でもなんとかこの場は上手くやりすごした。
駄目だ私。
完全に拓也にペース狂わされてる。
その後、今日の授業の内容とか課題とか、ありきたりな話を結構して。
気が付くと日がすっかり落ちてしまっていた。
「じゃあそろそろ帰るわ」
言いながら立ち上がった拓也を玄関まで見送る。
拓也の家はすぐ向かいにあるから、もう少し長くいても大丈夫なんだけど。
遅くなりすぎると迷惑をかけるかもしれないという、拓也なりの礼儀なのだ。
ドアを開けると、暗い中で切れかけの街灯がパチパチとしているのがやけに目についた。
「明日は学校行くから」
「おう。やっぱさ、お前がいねえとつまんねえし」
ドアを開けながらニカッと笑う拓也に、私は本日二度目の茹で蛸になった。
「あ、鍵、ちゃんと閉めとけよ」
「え、あ、う、うん。わかってる!」
私、カミすぎ。
「今日は本当ありがと。ケーキもすごく美味しかった」
「あ、そうだ」
私の言葉に、拓也は何か思い出したようにまた私に向き直った。
「ケーキ、柴山にも礼言っといて」
「え?」
なんでここで柴山さんの名前が?
「あのケーキ、柴山も一緒に選んでくれたんだよ。だからさ」
え。それって…
「拓也、今日柴山さんと一緒に帰ったの?」
無意識の内に口に出た疑問。
言ってから後悔しても、もう遅い。
「まあな。

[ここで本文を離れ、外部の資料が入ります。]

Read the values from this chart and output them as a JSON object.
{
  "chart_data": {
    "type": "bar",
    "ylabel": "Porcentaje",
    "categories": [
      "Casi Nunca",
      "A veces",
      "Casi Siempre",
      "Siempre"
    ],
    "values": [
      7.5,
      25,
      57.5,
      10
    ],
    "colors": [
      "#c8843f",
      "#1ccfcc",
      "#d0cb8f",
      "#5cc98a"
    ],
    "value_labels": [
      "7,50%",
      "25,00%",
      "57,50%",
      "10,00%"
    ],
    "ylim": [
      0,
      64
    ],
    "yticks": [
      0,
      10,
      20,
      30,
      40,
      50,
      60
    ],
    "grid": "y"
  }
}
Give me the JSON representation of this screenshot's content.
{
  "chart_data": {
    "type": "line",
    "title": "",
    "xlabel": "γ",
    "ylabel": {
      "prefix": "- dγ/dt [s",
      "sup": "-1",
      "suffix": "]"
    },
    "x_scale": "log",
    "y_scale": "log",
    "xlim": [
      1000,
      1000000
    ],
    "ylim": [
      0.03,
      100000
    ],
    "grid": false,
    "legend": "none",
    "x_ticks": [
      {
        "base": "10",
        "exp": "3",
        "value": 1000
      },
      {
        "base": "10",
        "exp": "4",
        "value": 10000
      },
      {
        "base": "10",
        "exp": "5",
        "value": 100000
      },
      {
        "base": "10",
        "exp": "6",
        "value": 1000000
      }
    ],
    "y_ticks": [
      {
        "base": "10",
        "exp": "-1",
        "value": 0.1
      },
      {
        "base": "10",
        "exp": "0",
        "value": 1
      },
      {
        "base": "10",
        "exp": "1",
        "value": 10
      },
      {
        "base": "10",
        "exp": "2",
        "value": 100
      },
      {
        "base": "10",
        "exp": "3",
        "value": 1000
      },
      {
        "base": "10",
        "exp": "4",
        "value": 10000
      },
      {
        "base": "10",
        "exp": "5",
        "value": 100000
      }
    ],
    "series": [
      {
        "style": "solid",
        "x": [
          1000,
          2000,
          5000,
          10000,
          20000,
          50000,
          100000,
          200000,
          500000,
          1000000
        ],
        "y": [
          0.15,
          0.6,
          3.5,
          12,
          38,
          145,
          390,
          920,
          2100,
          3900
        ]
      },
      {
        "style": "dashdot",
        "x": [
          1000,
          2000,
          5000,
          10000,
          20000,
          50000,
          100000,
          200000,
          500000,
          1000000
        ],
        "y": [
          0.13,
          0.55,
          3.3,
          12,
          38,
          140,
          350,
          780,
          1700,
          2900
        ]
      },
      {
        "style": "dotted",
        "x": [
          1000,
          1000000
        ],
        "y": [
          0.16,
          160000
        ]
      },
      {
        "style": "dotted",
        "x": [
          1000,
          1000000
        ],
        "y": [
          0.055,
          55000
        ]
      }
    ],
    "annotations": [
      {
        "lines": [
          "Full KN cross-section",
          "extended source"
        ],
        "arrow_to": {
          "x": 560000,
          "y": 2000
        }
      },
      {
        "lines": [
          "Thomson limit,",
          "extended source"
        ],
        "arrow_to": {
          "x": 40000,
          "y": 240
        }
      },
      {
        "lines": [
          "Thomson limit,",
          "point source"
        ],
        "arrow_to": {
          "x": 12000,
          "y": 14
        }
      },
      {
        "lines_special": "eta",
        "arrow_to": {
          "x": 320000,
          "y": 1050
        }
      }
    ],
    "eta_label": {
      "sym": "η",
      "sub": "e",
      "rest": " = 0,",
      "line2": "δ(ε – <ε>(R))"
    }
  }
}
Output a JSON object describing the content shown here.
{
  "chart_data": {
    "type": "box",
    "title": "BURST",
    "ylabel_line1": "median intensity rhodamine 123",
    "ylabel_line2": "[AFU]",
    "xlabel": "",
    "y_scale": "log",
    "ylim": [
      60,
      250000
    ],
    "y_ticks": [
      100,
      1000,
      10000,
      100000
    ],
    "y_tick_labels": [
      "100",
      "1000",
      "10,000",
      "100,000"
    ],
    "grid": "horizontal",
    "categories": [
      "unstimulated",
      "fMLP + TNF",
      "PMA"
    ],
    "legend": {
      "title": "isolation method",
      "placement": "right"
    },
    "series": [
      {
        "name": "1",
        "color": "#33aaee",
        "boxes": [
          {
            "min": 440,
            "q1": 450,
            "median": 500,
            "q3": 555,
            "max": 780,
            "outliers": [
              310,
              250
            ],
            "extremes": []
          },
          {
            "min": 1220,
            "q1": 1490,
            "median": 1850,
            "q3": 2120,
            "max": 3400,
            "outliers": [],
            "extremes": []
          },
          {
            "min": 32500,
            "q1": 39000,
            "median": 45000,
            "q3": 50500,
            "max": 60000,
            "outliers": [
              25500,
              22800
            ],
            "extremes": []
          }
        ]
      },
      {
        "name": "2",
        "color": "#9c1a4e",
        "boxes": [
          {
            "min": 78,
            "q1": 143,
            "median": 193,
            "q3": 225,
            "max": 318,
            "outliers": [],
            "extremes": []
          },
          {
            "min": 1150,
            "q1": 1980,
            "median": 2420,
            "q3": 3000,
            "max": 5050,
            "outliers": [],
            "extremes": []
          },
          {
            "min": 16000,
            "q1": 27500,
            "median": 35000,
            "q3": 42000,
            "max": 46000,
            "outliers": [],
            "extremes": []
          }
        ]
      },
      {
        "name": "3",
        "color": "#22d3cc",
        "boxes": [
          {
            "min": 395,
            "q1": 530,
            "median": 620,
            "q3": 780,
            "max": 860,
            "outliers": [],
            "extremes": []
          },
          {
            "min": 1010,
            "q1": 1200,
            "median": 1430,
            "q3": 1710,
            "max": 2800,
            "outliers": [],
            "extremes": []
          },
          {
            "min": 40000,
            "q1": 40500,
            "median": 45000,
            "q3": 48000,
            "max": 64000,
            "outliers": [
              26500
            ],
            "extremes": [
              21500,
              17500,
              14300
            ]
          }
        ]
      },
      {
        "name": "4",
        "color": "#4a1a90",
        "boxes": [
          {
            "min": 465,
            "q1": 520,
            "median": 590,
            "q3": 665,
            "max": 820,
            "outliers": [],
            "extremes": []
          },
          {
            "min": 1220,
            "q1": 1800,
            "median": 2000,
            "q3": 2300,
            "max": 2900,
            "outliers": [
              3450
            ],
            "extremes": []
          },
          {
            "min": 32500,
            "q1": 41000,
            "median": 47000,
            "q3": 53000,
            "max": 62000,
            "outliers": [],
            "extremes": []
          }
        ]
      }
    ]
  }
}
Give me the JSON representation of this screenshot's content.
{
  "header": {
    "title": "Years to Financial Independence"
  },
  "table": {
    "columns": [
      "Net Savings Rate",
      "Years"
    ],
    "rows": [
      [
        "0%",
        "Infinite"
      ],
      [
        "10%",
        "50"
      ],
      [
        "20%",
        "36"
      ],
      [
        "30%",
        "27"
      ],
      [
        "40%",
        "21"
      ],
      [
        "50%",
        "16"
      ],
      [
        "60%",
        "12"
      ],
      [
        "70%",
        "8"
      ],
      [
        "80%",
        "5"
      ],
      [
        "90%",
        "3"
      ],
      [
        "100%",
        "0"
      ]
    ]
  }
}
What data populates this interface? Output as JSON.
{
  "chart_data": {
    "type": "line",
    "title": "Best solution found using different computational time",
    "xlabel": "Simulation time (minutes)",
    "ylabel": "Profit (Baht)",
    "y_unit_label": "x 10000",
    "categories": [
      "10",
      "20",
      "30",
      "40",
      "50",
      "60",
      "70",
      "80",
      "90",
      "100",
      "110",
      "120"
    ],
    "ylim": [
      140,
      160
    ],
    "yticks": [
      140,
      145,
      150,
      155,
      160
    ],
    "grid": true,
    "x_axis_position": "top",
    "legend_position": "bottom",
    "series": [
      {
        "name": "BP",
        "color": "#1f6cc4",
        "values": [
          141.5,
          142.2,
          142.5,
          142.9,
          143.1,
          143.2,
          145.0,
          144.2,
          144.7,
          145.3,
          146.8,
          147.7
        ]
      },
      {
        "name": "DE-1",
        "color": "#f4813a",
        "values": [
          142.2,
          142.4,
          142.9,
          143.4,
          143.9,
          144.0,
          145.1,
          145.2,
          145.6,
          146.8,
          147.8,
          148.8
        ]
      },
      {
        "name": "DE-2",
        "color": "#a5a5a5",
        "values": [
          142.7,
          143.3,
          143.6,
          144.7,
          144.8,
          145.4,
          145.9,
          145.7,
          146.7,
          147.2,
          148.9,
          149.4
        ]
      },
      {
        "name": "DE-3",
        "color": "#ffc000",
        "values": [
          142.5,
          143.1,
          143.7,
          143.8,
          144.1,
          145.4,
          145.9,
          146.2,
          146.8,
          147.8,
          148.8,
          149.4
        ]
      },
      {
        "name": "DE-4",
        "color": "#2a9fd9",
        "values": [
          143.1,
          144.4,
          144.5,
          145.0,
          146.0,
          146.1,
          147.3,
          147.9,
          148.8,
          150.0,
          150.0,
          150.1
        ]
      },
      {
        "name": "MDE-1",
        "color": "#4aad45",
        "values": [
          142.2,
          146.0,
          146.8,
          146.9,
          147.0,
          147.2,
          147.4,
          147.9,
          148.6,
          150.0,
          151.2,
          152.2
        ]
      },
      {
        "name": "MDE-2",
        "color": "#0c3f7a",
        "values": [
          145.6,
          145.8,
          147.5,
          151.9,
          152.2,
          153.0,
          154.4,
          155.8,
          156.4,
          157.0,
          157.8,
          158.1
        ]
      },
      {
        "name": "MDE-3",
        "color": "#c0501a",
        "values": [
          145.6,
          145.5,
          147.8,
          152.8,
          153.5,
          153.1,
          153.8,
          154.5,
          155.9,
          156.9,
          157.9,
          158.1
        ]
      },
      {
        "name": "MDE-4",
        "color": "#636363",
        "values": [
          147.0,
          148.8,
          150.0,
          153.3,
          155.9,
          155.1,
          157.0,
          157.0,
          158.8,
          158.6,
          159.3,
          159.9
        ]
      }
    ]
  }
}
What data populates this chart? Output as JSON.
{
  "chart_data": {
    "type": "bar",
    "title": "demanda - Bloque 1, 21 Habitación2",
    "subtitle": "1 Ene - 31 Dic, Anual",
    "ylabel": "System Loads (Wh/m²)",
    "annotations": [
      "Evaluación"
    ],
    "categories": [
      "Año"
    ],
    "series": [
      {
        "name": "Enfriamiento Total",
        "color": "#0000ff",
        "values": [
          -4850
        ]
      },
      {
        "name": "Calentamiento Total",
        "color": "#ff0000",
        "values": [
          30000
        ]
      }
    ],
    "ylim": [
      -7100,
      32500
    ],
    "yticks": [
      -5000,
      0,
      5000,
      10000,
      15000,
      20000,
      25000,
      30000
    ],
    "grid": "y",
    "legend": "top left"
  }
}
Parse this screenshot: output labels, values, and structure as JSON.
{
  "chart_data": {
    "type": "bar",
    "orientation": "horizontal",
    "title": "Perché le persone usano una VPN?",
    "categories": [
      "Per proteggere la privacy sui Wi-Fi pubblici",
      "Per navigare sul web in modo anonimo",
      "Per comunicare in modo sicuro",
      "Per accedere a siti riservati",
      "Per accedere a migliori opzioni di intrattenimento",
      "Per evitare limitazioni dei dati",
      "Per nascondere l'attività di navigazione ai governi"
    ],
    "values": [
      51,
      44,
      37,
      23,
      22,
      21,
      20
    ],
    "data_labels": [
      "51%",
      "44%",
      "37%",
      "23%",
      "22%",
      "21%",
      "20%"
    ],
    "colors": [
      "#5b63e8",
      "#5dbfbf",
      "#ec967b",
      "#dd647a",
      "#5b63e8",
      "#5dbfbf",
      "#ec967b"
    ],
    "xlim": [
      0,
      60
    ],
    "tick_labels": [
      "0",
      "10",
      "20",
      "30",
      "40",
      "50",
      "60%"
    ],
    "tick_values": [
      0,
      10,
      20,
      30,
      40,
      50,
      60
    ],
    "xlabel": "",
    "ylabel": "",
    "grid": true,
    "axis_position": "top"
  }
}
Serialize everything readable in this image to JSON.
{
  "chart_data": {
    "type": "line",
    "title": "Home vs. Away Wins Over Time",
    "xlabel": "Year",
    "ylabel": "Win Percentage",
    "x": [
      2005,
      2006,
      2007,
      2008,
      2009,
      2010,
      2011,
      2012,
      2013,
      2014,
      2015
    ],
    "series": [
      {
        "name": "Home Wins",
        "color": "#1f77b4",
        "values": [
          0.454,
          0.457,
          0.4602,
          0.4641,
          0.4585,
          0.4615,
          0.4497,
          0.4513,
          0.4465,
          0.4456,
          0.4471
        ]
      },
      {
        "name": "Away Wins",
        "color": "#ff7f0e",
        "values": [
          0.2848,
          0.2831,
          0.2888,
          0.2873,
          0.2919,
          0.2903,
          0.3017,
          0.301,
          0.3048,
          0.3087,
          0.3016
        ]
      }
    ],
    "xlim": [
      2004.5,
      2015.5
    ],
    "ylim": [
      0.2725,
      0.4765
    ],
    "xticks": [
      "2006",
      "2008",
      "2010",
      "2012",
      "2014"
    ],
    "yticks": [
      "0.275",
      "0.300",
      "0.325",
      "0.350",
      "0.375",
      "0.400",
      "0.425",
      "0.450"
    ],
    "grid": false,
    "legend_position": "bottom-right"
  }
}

柴山から誘ってくれたからさ」
全く嫌な素振りを見せない拓也。
「じゃ、また明日な」
何か言う代わりに、私は軽く手を振って拓也を見送った。
バタンと、やけに大きな音を立てて閉まるドア。
『柴山から誘ってくれたからさ』
普通に話す拓也にとっては、多分それは何でもないこと。
だけど。
私はこの時、何故かすごく嫌な予感がした。